School board meetings, especially in suburban and rural districts, have grown increasingly heated, and at times, hostile. Outside of a Pleasant Hill school board session earlier this school year, a fight broke out after members approved a mask mandate. The Cass County Sheriff’s Office issued citations to three people.
“I am currently in my fourth term and have never received the negative and hateful emails we have gotten,” said Raymore-Peculiar school board president Ruth Johnson. At least twice, Johnson said, she’s asked audience members to leave because of outbursts.
“It doesn’t matter what the issue, whether it be masking, mandating or whatever, people are very passionate about what they believe and have no problem with name calling and such to get their points across,” she said.
Columbia Public Schools board members and administrators have faced threats and harassment for months, with some incidents reported to police. District spokeswoman Michelle Baumstark said a “swirl of emotions” surrounds schools and children.

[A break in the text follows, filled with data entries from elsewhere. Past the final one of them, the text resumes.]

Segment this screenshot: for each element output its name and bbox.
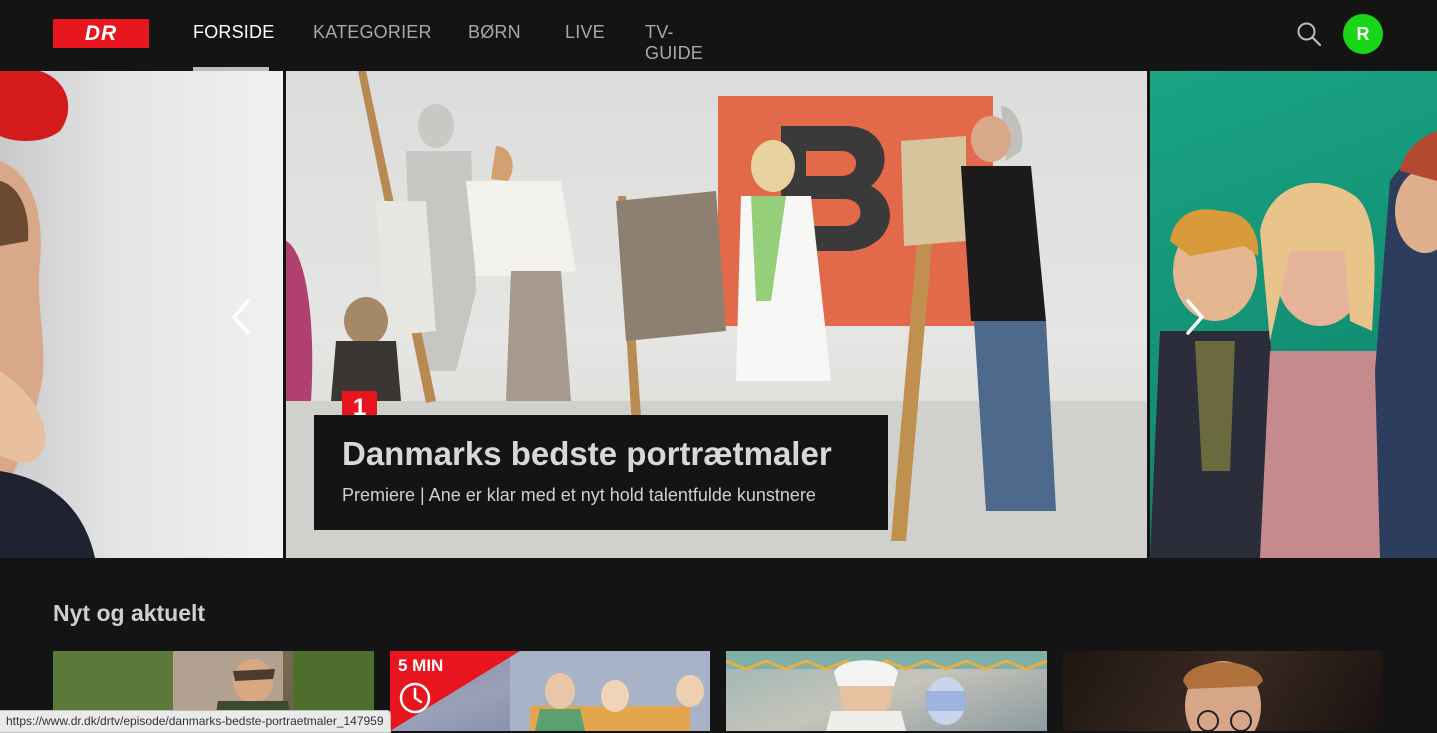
avatar-initial: R bbox=[1356, 23, 1370, 44]
hero-carousel: 1 Danmarks bedste portrætmaler Premiere … bbox=[0, 71, 1437, 558]
content-tile[interactable] bbox=[1063, 651, 1383, 731]
nav-item-kategorier[interactable]: KATEGORIER bbox=[313, 22, 432, 43]
dr-logo[interactable]: DR bbox=[53, 19, 149, 48]
duration-label: 5 MIN bbox=[398, 656, 444, 675]
nav-item-forside[interactable]: FORSIDE bbox=[193, 22, 274, 43]
status-bar-url: https://www.dr.dk/drtv/episode/danmarks-… bbox=[0, 710, 391, 733]
chevron-right-icon[interactable] bbox=[1180, 297, 1210, 337]
clock-icon bbox=[399, 682, 431, 714]
user-avatar[interactable]: R bbox=[1343, 14, 1383, 54]
content-tile[interactable] bbox=[726, 651, 1047, 731]
tile-thumbnail bbox=[726, 651, 1047, 731]
section-title: Nyt og aktuelt bbox=[53, 600, 206, 626]
nav-item-born[interactable]: BØRN bbox=[468, 22, 521, 43]
tile-thumbnail bbox=[1183, 661, 1263, 731]
search-icon[interactable] bbox=[1295, 20, 1323, 48]
logo-text: DR bbox=[84, 21, 118, 45]
top-navigation-bar: DR FORSIDE KATEGORIER BØRN LIVE TV-GUIDE… bbox=[0, 0, 1437, 71]
chevron-left-icon[interactable] bbox=[226, 297, 256, 337]
nav-item-tv-guide[interactable]: TV-GUIDE bbox=[645, 22, 703, 64]
hero-title: Danmarks bedste portrætmaler bbox=[342, 435, 832, 472]
nav-item-live[interactable]: LIVE bbox=[565, 22, 605, 43]
hero-caption[interactable]: Danmarks bedste portrætmaler Premiere | … bbox=[314, 415, 888, 530]
content-tile[interactable]: 5 MIN bbox=[390, 651, 710, 731]
hero-subtitle: Premiere | Ane er klar med et nyt hold t… bbox=[342, 485, 816, 505]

“It’s okay to disagree. It’s okay to have differing opinions. It’s not okay to threaten, harass and intimidate to try to address and resolve those concerns,” Baumstark said in a statement. “We have to remember that our children are watching and listening to all of this.”
Still, Rowden, who represents Columbia, said the NSBA effort amounted to “one of the most blatant attempts to silence opposition I have ever witnessed.” In writing to MSBA, he said he felt compelled to ensure the state group isn’t using its platform and influence to conflate parents with “mass-murdering terrorists.”
Randol said Rowden should follow the example he set in May, when the senator and his family faced threats at the end of the legislative session. At that time, Rowden tweeted that civility and respect must exist alongside passion for a political cause.
“I couldn’t say it better than that,” Randol said.